Géopolitis: Iran, un an de lutte [Keystone - AP Photo/Middle East Images]
Iran, un an de lutte / Geopolitis / 24 min. / le 1 octobre 2023
Un an après la mort de la jeune Mahsa Amini qui a provoqué une révolte sans précédent en Iran, le régime s’est encore durci. Mais la répression n’empêche pas le mouvement de se poursuivre. Face à son impopularité grandissante, la République islamique tente de restreindre son isolement diplomatique.

Le 16 septembre marquait l'anniversaire de la mort de Mahsa Amini, cette jeune Iranienne décédée à Téhéran il y a un an, après son arrestation par la police des moeurs pour un voile mal ajusté. Les rares commémorations, filmées discrètement, ont été relayées par des activistes, des opposants et des journalistes sur les réseaux sociaux.

Les grandes manifestations ont pris fin, mais la contestation du régime des mollahs continue par d’autres moyens. Des Iraniennes sortent sans voile pour défier le pouvoir et s’encouragent mutuellement sur les réseaux sociaux, malgré les risques.

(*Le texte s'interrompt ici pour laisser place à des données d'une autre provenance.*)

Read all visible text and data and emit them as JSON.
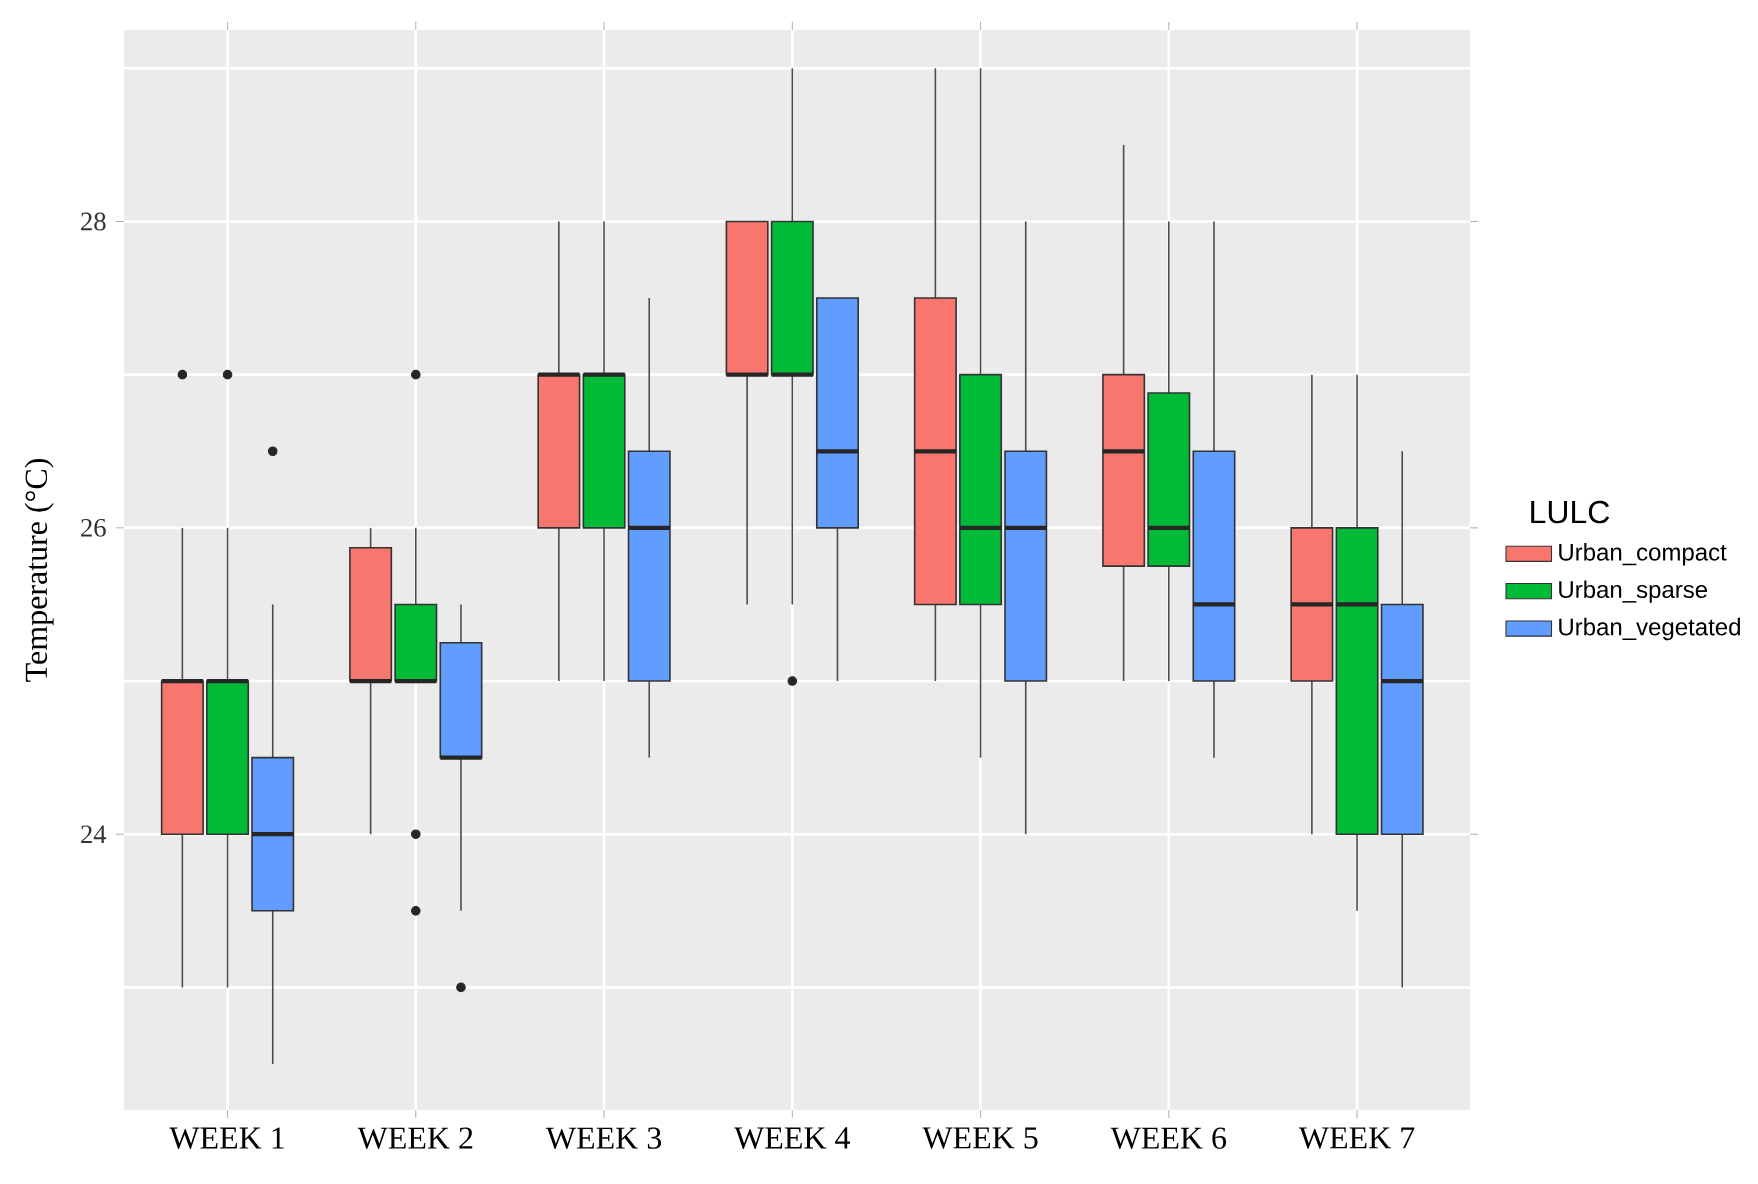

La répression a été impitoyable. En un an, elle a fait 551 morts et de nombreux blessés, selon l'ONG Iran Human Rights. Plus de 22'000 personnes ont été arrêtées, selon Amnesty International. Sept hommes ont également été exécutés. A l'approche des commémorations, les forces de l’ordre ont été massivement déployées et les arrestations se sont multipliées.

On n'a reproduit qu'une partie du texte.